Talk is Cheap, Writing is Hard

This week I’ve got some writing to do, and with any luck a big announcement regarding Argo Navis Publishing. But right now the main thing I am concentrating on is the writing.

I got very little done last week. Well, very little physical writing, but as I mentioned in a recent post I was working through the mental stages of this next scene. I want to talk a little more about that now if you don’t mind.

I know quite a few writers and I always pick their brains or watch how they write and then adapt their methods to mine. Sometimes it works, sometimes it doesn’t, but the end result is the same: a finished story. It’s still funny, though, after all these years. I and many other writers take so many different paths and yet we reach the same goal.

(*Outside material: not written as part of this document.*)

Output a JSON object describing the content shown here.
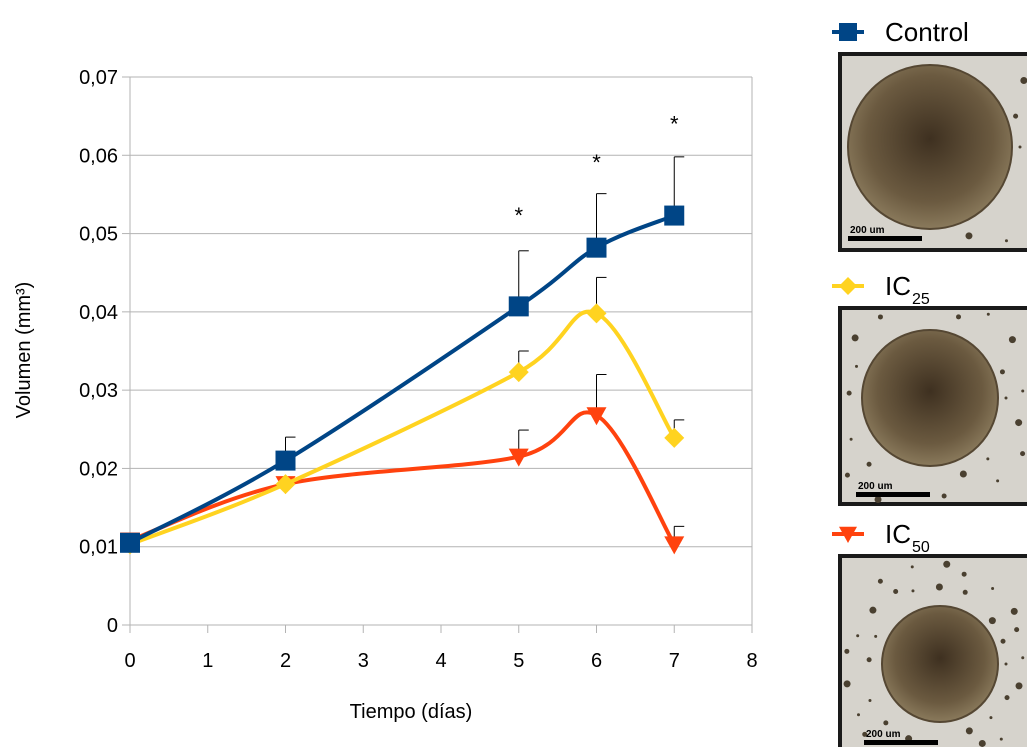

When I write I make conscious and unconscious decisions about the story all the time. I guess everyone does. But I got to thinking about this. Sometimes when I write a story I do wrestle with it even if I don’t have a complete comprehension of what the story or the scene is about. And sometimes I step back and try to reason it out. But what is the balance point that makes me take one path as opposed to another? I can’t pin that down.

All I can go on is instinct. I am a big believer in my instinct when it comes to writing. If something feels wrong to me about a story I take note. I don’t push through that. I want to understand why it’s wrong. I suppose this is a holdover from my past as a physics graduate and science teacher. I am not trained to push through a problem and pretend it isn’t there. I want the understanding. I want the knowledge. I want the comprehension.

But having said all that I know enough about this profession to understand writing is many things, but it’s not a science. Maybe if it were it would be easier because there would be a protocol we could all follow. It’s more like a process, and an inchoate one at that. At least it is for me. I can’t speak for other writers, only myself. But this is how it feels to me. This is what works for me.

Okay, that’s enough for today. Talk is cheap. Writing is hard. When you come right down to it, I guess that’s the biggest lesson we can ever take away from this job. 🙂

4 Replies to “Talk is Cheap, Writing is Hard”

  1. I know what you mean: I as a physics major in college for two years before winning w riting competition and changing to English as a major. In subsequent decades, I have worked a great deal with highly technical applications of the English language, including writing software. I now find that writing as a daily form of breathing is liberating me from having to know THE answer at any given moment in time but to celebrate the ongoing revelations each hour brings.

  2. If writing were a science, it would be predictable, boring, and easy.

    Writing is hard, though, but it’s so worth while!

    I’m looking forward to reading more of your blog in the future, you’ve already got me hooked with one post!